Rentals of affordable housing have also held up very well.
Dubai residents are increasingly moving towards affordable community houses in the wake of the coronavirus outbreak as they now prefer bigger and more open spaces, property developers say.
“There has been a major shift towards affordable community living. So, for example, rather than living in a building in a non-freehold area like Bur Dubai, people are now shifting towards more affordable community living because we have seen the downward push in prices,” said Farooq Syed, CEO of Spring?eld Real Estate. “People prefer staying in communities along Al Qudra Road. In Al Barsha, we are seeing internal migration as well.”
He noted villa and townhouse projects – such as Majid Al Futtaim’s Tilal Al Ghaf – were successful as there was still demand for such homes. Launched in February 2020, the townhouse project was sold out within weeks.
“The reason is that the brand name is there. People are preferring to buy community living compared to going to a development that is just a standalone by itself.”
According to Asteco, 31,000 units were delivered in 2019 in Dubai, including 7,400 villas with communities such as Dubai Hills Estate, Akoya Oxygen and Damac Hills accounting for a bulk of handovers. ValuStrat, meanwhile, says 10,800 villas are expected to be handed over in 2020 and deliveries will increase to 11,900 in 2021.
Harry Tregoning, managing partner at Tregoning Property, also stated that the trend is very much going towards villas and townhouses.
“Families with children who were locked down during Covid-19 don’t want to experience that again. As a result, a lot of people are keen to go to villas. The rentals of affordable housing have also held up very well. People are very happy with the communities that have schools and hospitals. These are good opportunities for people looking to stay here longer,” he said during a webinar.

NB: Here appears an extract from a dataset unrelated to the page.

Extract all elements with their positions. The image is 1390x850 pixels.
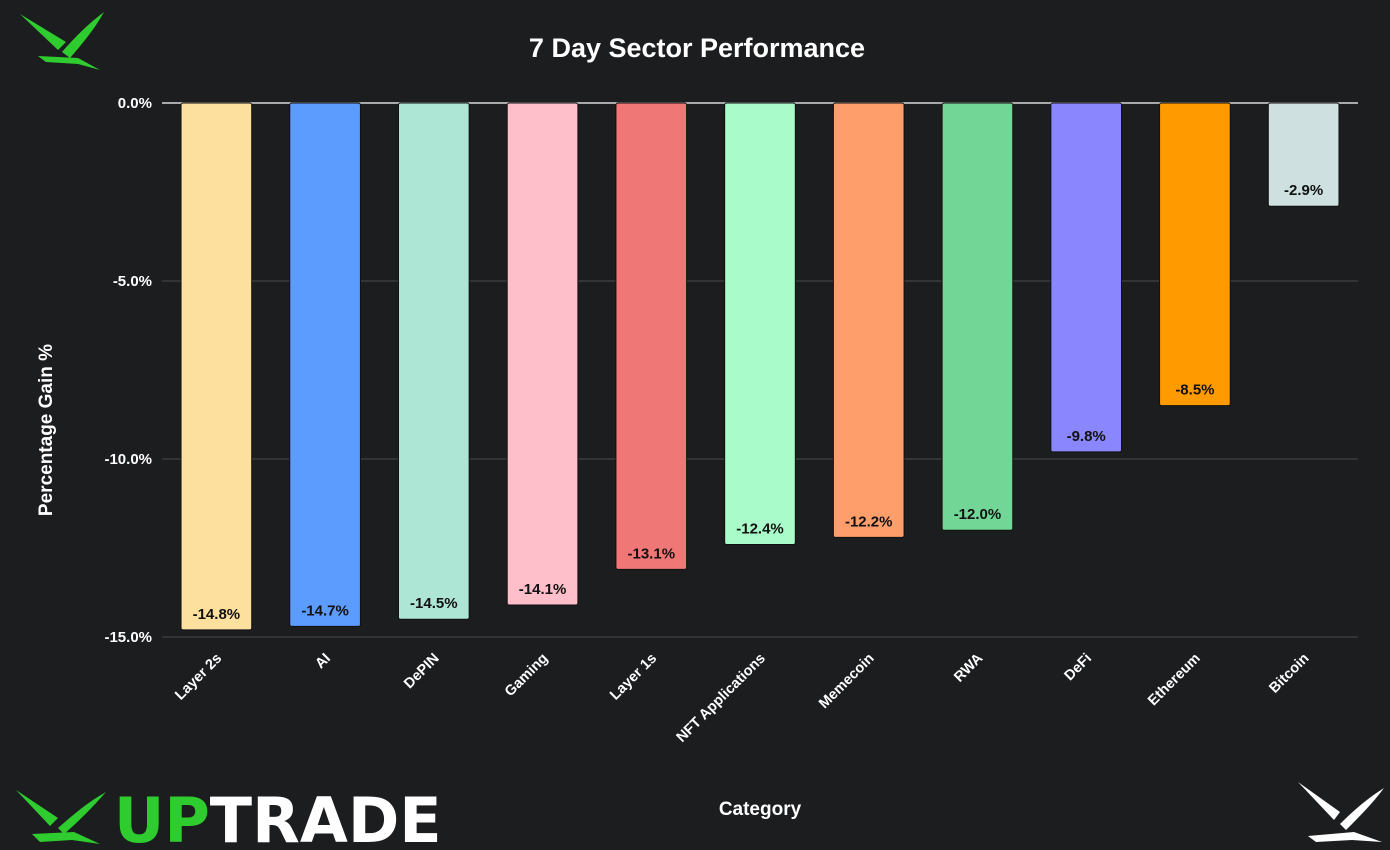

With US Federal Reserve rates at a record low, Richard Boyd, director at Mortgage Finder, said the average loan size has increased as the people are moving away from apartments to villas for extra space.
Syed noted that developers with ready stocks brought about longer payment plans but bigger players haven’t changed their offerings much over the last few months.
He sees that developers have shifted their focus more towards payment plans like removing Dubai Land Department (DLD) fees, making it easier for first-time buyers to get onto that property ladder and that make the primary market is as attractive as the secondary – if not more attractive.
For the secondary market, buyers need that 25 per cent down payment, four per cent DLD fee, two per cent commission, plus other miscellaneous expenses. In total, this comes to around 30-31 per cent. Whereas, when you go for an off-plan development, you can sort of get onto the property ladder with just 10 per cent down payment.
“While some developers, who have their projects close to handover, give around 25 per cent and 75 per cent payment plans, where you pay that first 25 per cent during the construction period of one year. Clients might not have that 30 per cent cash ready but they can divide that also over one year and then pay the remaining by taking the payment plan from the developer or get a bank to come in and finance the rest,” said Syed.